Was macht der moderne Mensch in einer solchen Situation? Er geht erst einmal spazieren, und sei es virtuell im WWW. Und wie einem ja gelegentlich auch bei einem physischen Spaziergang das Unbewusste die Schritte lenkt, fand ich mich früher als erwartet auf www.nobelprize.org wieder, und kurz darauf bei dem Dokument, mit dem alles begonnen hatte: Alfred Nobels Testament und letzter Wille.

Nach einigen Schlaglichtern auf das Privatleben des Stifters (von ehemaligem Gärtner und ehemaligem Diener, die jeweils Pensionen erhalten, bis hin zu einer Reihe namentlich genannter Verwandter und Bekannter sind dort zuerst die Personen aufgeführt, denen Nobel persönlich eine Hinterlassenschaft zugedacht hatte) folgt der Absatz, der die Medaillen ins Rollen brachte. Und es folgt eine Überraschung, zumindest für mich, denn dort werden Preise gestiftet, die jährlich diejenigen Wissenschaftler aus Physik, Chemie und Medizin auszeichnen sollen, deren Entdeckungen im Vorjahr der Menschheit den größten Nutzen beschert haben. Als an der Teilchenphysik interessierter Mensch habe ich in den letzten Jahren verfolgt, wie das Physik-Preiskomitee seine Sammlung von Pionieren des Standardmodells der Elementarteilchenphysik (das inzwischen auch 30-40 Jahre auf dem Buckel hat) vervollständigt hat. Mir war also durchaus bewusst, dass Nobelpreise in der Regel allenfalls für Arbeiten aus dem Vor-Jahrzehnt vergeben werden, und meistens mit noch deutlich größerem zeitlichen Abstand. Wikipedia führt aus, dass die Preisverleiher sich nach (mindestens) einer etwas zweifelhaften, da übereilten Verleihung entschlossen hatten, zwischen Forschung und Nobelpreis deutlich mehr Zeit verstreichen zu lassen, um nur solche Leistungen zu ehren, deren Bedeutung auch auf lange Sicht Bestand hat.

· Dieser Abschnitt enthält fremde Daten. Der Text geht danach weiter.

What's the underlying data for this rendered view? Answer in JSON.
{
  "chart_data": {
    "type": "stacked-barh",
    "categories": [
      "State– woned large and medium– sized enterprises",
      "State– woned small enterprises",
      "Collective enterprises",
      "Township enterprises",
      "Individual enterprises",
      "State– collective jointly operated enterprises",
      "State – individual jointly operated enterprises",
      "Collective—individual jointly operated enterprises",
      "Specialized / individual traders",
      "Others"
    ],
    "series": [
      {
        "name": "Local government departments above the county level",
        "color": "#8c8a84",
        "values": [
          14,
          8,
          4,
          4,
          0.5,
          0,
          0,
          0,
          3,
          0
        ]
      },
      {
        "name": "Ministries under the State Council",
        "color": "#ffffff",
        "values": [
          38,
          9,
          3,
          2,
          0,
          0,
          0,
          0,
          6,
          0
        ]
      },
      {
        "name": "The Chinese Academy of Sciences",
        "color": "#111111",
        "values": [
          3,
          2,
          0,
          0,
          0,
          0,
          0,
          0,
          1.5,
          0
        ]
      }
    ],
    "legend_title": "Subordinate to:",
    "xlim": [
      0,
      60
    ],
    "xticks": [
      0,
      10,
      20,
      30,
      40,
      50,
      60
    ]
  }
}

Ralf Pettersson, ehemaliger Vorsitzender des Nobelpreiskomitees für Physiologie/Medizin, erklärt dazu in diesem Interview, in der heute gültigen Interpretation sei "das Vorjahr" zu verstehen als "das Jahr, in dem der Einfluss der Entdeckung offensichtlich wurde" ("the year when the full impact of the discovery has become evident"). Das scheint mir arg bemüht. Dann lieber ehrlich zugeben: Was zählt ist, was draus geworden ist. Und in diesem Falle hat die Abkehr von des Stifters Vorjahres-Regel und die Konzentration auf langfristig wichtige Ergebnisse wesentlich zum guten Ruf der Preise beigetragen. Und da schließt sich der Kreis zu meinem vorbereitenden Nachdenken über das Lindauer Treffen, und ich lege meine Gedanken zu Motivation und Konzeption des Treffens erst einmal ad acta. Was zählt ist, was draus geworden ist. Und das ist, nach allem, was man hört und liest: ein Treffen vieler an Wissenschaft interessierter Menschen (einige davon mit Nobelpreis), ein anregendes Umfeld, stimulierende Vorträge. Ich bin gespannt!